Berliner Gentrifizierungsbourgeoisie
„Die Regierungen wechseln, die Dichter bleiben.“ Isabel Allende
Das Epochenereignis der elisabethanischen Renaissance war die Zerschlagung der Armada. Sie beendete die spanische Vormachtstellung auf den Weltmeeren. Die maritime Suprematie ging über auf das Vereinigte Königreich. Britannia, rule the waves! Kein anderer Vorgang wirkte so stark auf die Zeit, in der Shakespeare wirkte. Trotzdem ist an keiner Werkstelle direkt davon die Rede. Es sind Spiegelungen der Großwetterlagen eines Jahrhunderts, „die das Material eines Schriftstellers bilden“, sagt Heiner Müller. Auch „Viel Lärm um nichts“ schert Sieg und Niederlage über den Epochenkamm. Der dramatische Horizont glüht in der Hitze einer geschlagenen Schlacht. Im Schlepp heimkehrender Sieger beugt sich ein gefangener Renegat. Don John (Juan) ist der Stiefbruder des triumphierenden Don Pedro. Seine Inferiorität steht ihm auf der Stirn geschrieben, sie stand schon in den Sternen vor seiner Geburt. Ihm fehlen ein paar Zentimeter. Später, wenn die Macht zu ihrem Bestand Verbrüderung verlangt, heißt es: „Wir finden schon eine Frau in deiner Größe.“
Die Bildungsprise ziert einen Eintrag im Expeditionstagebuch einer ehemaligen Schulbuchberühmtheit. Die Aufzeichnungen trugen zur Empire-Ikonografie im Abendlicht der Sundowner-Melancholie bei. Britannia rule the waves war eine beinah schon ungültige Losung, als sich die Illusion von neuen Spielräumen für den Polarforscher Sir Ernest Henry Shackleton (1874 - 1922) mit antarktischen Abenteuern verbanden. Shackleton bezog sich in seinen Eintragungen und Ausführungen auf „Eroberer“ des Elisabethanischen Zeitalters, sprich auf Shakespeares Personal.
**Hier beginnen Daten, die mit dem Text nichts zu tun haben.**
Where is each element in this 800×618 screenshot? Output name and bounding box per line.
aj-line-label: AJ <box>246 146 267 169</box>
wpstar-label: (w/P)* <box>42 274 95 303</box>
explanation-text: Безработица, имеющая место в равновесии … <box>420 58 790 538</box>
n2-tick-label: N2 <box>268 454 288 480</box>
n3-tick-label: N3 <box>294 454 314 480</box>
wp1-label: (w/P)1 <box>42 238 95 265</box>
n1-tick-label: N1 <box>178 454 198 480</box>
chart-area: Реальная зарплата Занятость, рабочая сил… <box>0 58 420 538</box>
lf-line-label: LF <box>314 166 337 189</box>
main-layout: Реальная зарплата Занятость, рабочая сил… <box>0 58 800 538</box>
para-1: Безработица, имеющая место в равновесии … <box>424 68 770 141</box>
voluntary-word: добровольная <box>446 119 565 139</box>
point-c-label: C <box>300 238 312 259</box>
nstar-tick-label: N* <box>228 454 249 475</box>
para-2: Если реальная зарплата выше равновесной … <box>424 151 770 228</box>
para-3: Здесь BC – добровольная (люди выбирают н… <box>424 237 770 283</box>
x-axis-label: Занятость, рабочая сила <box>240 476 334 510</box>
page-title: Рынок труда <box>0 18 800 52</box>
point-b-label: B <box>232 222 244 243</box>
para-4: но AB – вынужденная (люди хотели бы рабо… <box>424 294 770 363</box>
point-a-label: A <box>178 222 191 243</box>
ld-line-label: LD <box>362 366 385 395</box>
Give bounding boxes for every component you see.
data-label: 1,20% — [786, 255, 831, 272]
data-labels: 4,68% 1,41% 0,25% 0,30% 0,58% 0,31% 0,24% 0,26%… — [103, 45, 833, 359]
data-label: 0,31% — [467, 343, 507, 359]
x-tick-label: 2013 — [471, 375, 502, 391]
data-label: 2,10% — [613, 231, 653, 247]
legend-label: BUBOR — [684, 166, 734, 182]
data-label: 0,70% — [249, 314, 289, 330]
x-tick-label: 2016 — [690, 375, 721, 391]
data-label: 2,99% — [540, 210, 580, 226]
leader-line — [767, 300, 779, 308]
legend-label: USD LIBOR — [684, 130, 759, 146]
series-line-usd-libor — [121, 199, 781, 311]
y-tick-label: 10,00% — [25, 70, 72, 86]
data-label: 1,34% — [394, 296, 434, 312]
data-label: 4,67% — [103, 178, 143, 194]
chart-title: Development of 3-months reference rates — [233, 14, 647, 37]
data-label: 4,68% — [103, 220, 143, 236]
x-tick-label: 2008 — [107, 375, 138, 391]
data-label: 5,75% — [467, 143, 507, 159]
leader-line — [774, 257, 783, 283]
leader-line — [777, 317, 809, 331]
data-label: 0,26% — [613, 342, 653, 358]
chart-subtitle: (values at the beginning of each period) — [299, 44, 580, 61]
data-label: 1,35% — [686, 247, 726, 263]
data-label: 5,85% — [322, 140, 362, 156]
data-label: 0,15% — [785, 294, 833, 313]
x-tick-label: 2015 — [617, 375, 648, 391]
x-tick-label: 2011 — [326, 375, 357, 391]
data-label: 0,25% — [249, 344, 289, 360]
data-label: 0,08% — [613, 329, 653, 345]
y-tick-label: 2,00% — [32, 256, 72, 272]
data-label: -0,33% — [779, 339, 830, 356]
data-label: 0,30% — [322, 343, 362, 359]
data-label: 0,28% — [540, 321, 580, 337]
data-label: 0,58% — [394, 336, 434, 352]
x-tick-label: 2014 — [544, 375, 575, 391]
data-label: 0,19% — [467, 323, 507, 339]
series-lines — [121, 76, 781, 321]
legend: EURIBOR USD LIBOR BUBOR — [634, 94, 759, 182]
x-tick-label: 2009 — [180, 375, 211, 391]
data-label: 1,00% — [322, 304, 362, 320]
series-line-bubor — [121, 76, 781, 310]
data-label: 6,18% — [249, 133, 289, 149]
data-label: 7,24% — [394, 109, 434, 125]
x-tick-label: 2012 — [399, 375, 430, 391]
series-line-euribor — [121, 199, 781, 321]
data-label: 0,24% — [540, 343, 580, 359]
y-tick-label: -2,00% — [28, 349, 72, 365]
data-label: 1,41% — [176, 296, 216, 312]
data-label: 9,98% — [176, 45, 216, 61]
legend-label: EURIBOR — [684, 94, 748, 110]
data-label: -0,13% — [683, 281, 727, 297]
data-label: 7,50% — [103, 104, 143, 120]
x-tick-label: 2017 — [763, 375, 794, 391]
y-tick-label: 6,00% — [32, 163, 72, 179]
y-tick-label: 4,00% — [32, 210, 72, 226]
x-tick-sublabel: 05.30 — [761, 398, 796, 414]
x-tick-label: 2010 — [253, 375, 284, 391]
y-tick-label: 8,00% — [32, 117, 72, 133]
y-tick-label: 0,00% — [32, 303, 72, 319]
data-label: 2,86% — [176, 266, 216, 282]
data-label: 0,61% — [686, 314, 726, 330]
Hundert Jahre nach Shackletons Tod (an Bord eines Expeditionsschiffes) wohnt eine Nachfahrin noch nicht lange an der Hauptstadtmagistrale eines untergegangenen Landes. Der Makler avisierte die ehemalige Stalin-Allee als Flaniermeile der Berliner Gentrifizierungsbourgeoisie. Die zur Ohnmachtskulisse heruntergekommene, realsozialistische Triumpharchitektur liefert als Beton-Alb dem DDR-Scheitern ein Nachbild.
Die Tristesse passt zu Mercy Shackletons Stimmung. Der nomadischen KI-Expertin droht ein seelischer Dammbruch als Überlebende eines Rosenkriegs. Schuldgefühle rauben ihr den Schlaf. Mit Sprachnachrichten quittierte Anrufannahmeverweigerungen erhöhen den Druck.
Mercy nimmt unerfreuliche Begegnungen in unerfreulicher Imagination vorweg. Sie glaubt, ihr Leben unter den verschärften Bedingungen des eisigsten Wettbewerbs im Griff zu haben. Tatsächlich zahlt sie unter den Vorzeichen des Neoliberalismus den höchsten Preis für Wohlstand und Status. Sie hat ihre bürgerliche Autonomie aufgegeben. Die Unfreiheit reicht so weit, dass sie sich von ihrem Chef Vorschriften machen lässt, die ihr Privatleben betreffen. Noch reagiert sie ausweichend auf Bobs Avancen.
Erinnert sich noch jemand an die Koordinaten der Generation Z? In Douglas Couplands erstem Roman „Generation X“ tauchen sie als Earth Tones auf. Den Eltern der Earth Tones war der amerikanische Traum zum Fetzen geraten.